Mr. Addy’s comments arose from the Minister’s interpretation of discussions around the implementation of the Free Senior High School (FSHS) policy, which the Minister’s team often conflates with cancellation.

He argued, “It seems to me that our Education Minister and his team have a huge problem with the English language; either they don’t understand the language or they just don’t know what they are doing with our education system. When Ghanaians are talking about the implementation of the FSHS policy and the need for redress, he and his people equate the word ‘implementation’ with ‘cancellation’. They should not give us any posture about this political point that they are trying to win.”

Speaking on A1 Radio about the recent proposed FSHS bill drafted by the Ministry of Education, the educationist dismissed the bill as a ploy to gain political advantage.

He asserted that no government, present or future, would consider cancelling the FSHS program.

“I have said several times, and I will maintain, that the posture of this government towards our educational system is nothing but political mathematics. They only want to score cheap political points. The delusion that they will have to put it into legislation so that no government can cancel it is a lie. The FSHS is enshrined in our constitution; Article 25 says it clearly. So, what is the minister talking about here?”

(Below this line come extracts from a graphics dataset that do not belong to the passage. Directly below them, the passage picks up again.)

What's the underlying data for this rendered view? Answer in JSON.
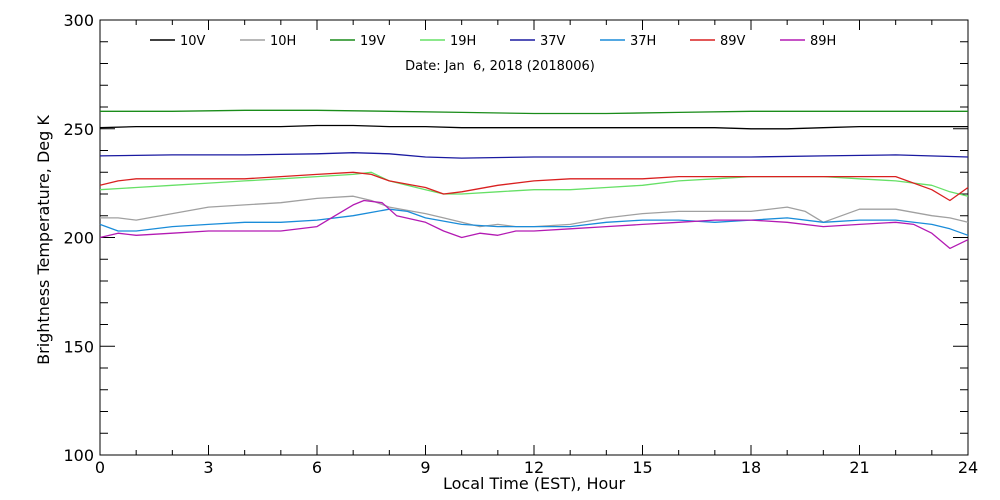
{
  "chart_data": {
    "type": "line",
    "subtitle": "Date: Jan  6, 2018 (2018006)",
    "xlabel": "Local Time (EST), Hour",
    "ylabel": "Brightness Temperature, Deg K",
    "xlim": [
      0,
      24
    ],
    "ylim": [
      100,
      300
    ],
    "xticks": [
      0,
      3,
      6,
      9,
      12,
      15,
      18,
      21,
      24
    ],
    "yticks": [
      100,
      150,
      200,
      250,
      300
    ],
    "grid": false,
    "legend_position": "top",
    "series": [
      {
        "name": "10V",
        "color": "#000000",
        "x": [
          0,
          1,
          2,
          3,
          4,
          5,
          6,
          7,
          8,
          9,
          10,
          11,
          12,
          13,
          14,
          15,
          16,
          17,
          18,
          19,
          20,
          21,
          22,
          23,
          24
        ],
        "y": [
          250.5,
          251,
          251,
          251,
          251,
          251,
          251.5,
          251.5,
          251,
          251,
          250.5,
          250.5,
          250.5,
          250.5,
          250.5,
          250.5,
          250.5,
          250.5,
          250,
          250,
          250.5,
          251,
          251,
          251,
          251
        ]
      },
      {
        "name": "10H",
        "color": "#a0a0a0",
        "x": [
          0,
          0.5,
          1,
          2,
          3,
          4,
          5,
          6,
          7,
          7.5,
          8,
          9,
          9.5,
          10,
          10.5,
          11,
          11.5,
          12,
          13,
          14,
          15,
          16,
          17,
          18,
          19,
          19.5,
          20,
          21,
          22,
          23,
          23.5,
          24
        ],
        "y": [
          209,
          209,
          208,
          211,
          214,
          215,
          216,
          218,
          219,
          217,
          214,
          211,
          209,
          207,
          205,
          206,
          205,
          205,
          206,
          209,
          211,
          212,
          212,
          212,
          214,
          212,
          207,
          213,
          213,
          210,
          209,
          207
        ]
      },
      {
        "name": "19V",
        "color": "#1a8c1a",
        "x": [
          0,
          2,
          4,
          6,
          8,
          10,
          12,
          14,
          16,
          18,
          20,
          22,
          24
        ],
        "y": [
          258,
          258,
          258.5,
          258.5,
          258,
          257.5,
          257,
          257,
          257.5,
          258,
          258,
          258,
          258
        ]
      },
      {
        "name": "19H",
        "color": "#66e066",
        "x": [
          0,
          1,
          2,
          3,
          4,
          5,
          6,
          7,
          7.5,
          8,
          9,
          9.5,
          10,
          11,
          12,
          13,
          14,
          15,
          16,
          17,
          18,
          19,
          20,
          21,
          22,
          23,
          23.5,
          24
        ],
        "y": [
          222,
          223,
          224,
          225,
          226,
          227,
          228,
          229,
          230,
          226,
          222,
          220,
          220,
          221,
          222,
          222,
          223,
          224,
          226,
          227,
          228,
          228,
          228,
          227,
          226,
          224,
          221,
          219
        ]
      },
      {
        "name": "37V",
        "color": "#1a1aa0",
        "x": [
          0,
          2,
          4,
          6,
          7,
          8,
          9,
          10,
          12,
          14,
          16,
          18,
          20,
          22,
          24
        ],
        "y": [
          237.5,
          238,
          238,
          238.5,
          239,
          238.5,
          237,
          236.5,
          237,
          237,
          237,
          237,
          237.5,
          238,
          237
        ]
      },
      {
        "name": "37H",
        "color": "#1a8cd9",
        "x": [
          0,
          0.5,
          1,
          2,
          3,
          4,
          5,
          6,
          7,
          8,
          8.5,
          9,
          10,
          11,
          12,
          13,
          14,
          15,
          16,
          17,
          18,
          19,
          20,
          21,
          22,
          23,
          23.5,
          24
        ],
        "y": [
          206,
          203,
          203,
          205,
          206,
          207,
          207,
          208,
          210,
          213,
          212,
          209,
          206,
          205,
          205,
          205,
          207,
          208,
          208,
          207,
          208,
          209,
          207,
          208,
          208,
          206,
          204,
          201
        ]
      },
      {
        "name": "89V",
        "color": "#d92020",
        "x": [
          0,
          0.5,
          1,
          2,
          3,
          4,
          5,
          6,
          7,
          7.5,
          8,
          9,
          9.5,
          10,
          11,
          12,
          13,
          14,
          15,
          16,
          17,
          18,
          19,
          20,
          21,
          22,
          23,
          23.5,
          24
        ],
        "y": [
          224,
          226,
          227,
          227,
          227,
          227,
          228,
          229,
          230,
          229,
          226,
          223,
          220,
          221,
          224,
          226,
          227,
          227,
          227,
          228,
          228,
          228,
          228,
          228,
          228,
          228,
          222,
          217,
          223
        ]
      },
      {
        "name": "89H",
        "color": "#b31ab3",
        "x": [
          0,
          0.5,
          1,
          2,
          3,
          4,
          5,
          6,
          6.5,
          7,
          7.3,
          7.8,
          8.2,
          9,
          9.5,
          10,
          10.5,
          11,
          11.5,
          12,
          13,
          14,
          15,
          16,
          17,
          18,
          19,
          20,
          21,
          22,
          22.5,
          23,
          23.5,
          24
        ],
        "y": [
          200,
          202,
          201,
          202,
          203,
          203,
          203,
          205,
          210,
          215,
          217,
          216,
          210,
          207,
          203,
          200,
          202,
          201,
          203,
          203,
          204,
          205,
          206,
          207,
          208,
          208,
          207,
          205,
          206,
          207,
          206,
          202,
          195,
          199
        ]
      }
    ]
  }
}
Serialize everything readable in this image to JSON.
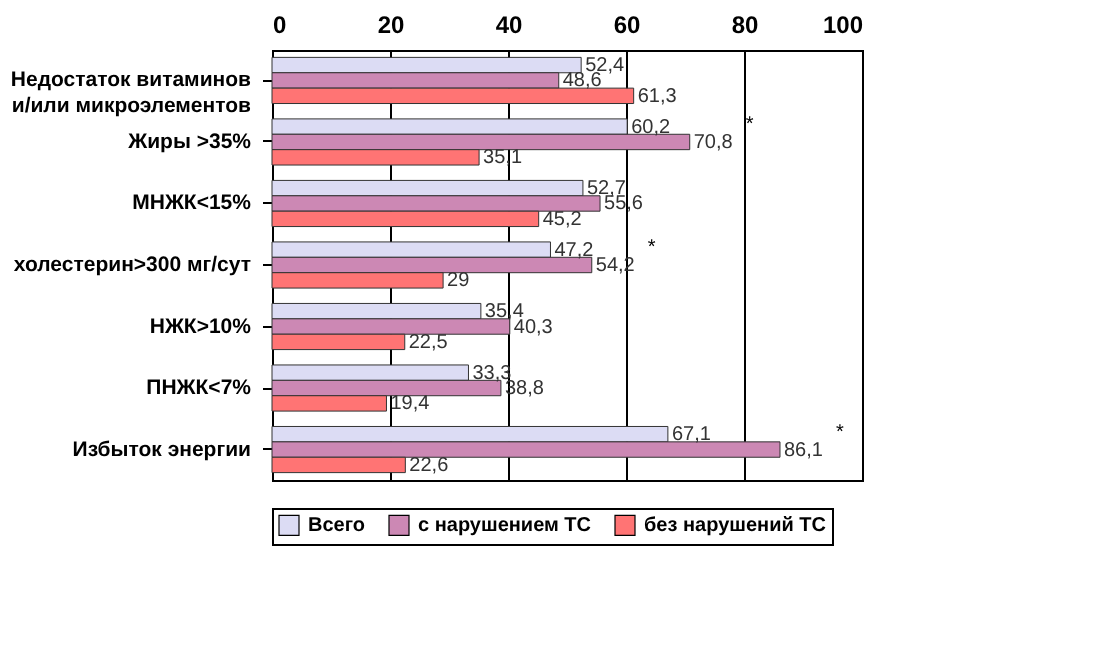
{
  "chart_data": {
    "type": "bar",
    "orientation": "horizontal",
    "categories": [
      "Недостаток витаминов и/или микроэлементов",
      "Жиры >35%",
      "МНЖК<15%",
      "холестерин>300 мг/сут",
      "НЖК>10%",
      "ПНЖК<7%",
      "Избыток энергии"
    ],
    "series": [
      {
        "name": "Всего",
        "color": "#dcdcf4",
        "values": [
          52.4,
          60.2,
          52.7,
          47.2,
          35.4,
          33.3,
          67.1
        ],
        "value_labels": [
          "52,4",
          "60,2",
          "52,7",
          "47,2",
          "35,4",
          "33,3",
          "67,1"
        ]
      },
      {
        "name": "с нарушением ТС",
        "color": "#cc88b4",
        "values": [
          48.6,
          70.8,
          55.6,
          54.2,
          40.3,
          38.8,
          86.1
        ],
        "value_labels": [
          "48,6",
          "70,8",
          "55,6",
          "54,2",
          "40,3",
          "38,8",
          "86,1"
        ]
      },
      {
        "name": "без нарушений ТС",
        "color": "#ff7474",
        "values": [
          61.3,
          35.1,
          45.2,
          29,
          22.5,
          19.4,
          22.6
        ],
        "value_labels": [
          "61,3",
          "35,1",
          "45,2",
          "29",
          "22,5",
          "19,4",
          "22,6"
        ]
      }
    ],
    "xlim": [
      0,
      100
    ],
    "xticks": [
      0,
      20,
      40,
      60,
      80,
      100
    ],
    "grid": "x",
    "legend": "bottom",
    "annotations": [
      {
        "text": "*",
        "x": 70.8,
        "y": "Жиры >35%"
      },
      {
        "text": "*",
        "x": 54.2,
        "y": "холестерин>300 мг/сут"
      },
      {
        "text": "*",
        "x": 86.1,
        "y": "Избыток энергии"
      }
    ]
  }
}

The proposed bill seeks to provide legal backing for free and compulsory senior high school education. Dr. Yaw Osei Adutwum, discussing the bill, emphasized key reforms, including the integration of junior high school (JHS) into the secondary school system, creating six years of continuous secondary education. Another notable change proposed is the elimination of the Basic Education Certificate Examination (BECE) as a prerequisite for secondary school admission. Instead, the BECE would be used solely for school selection.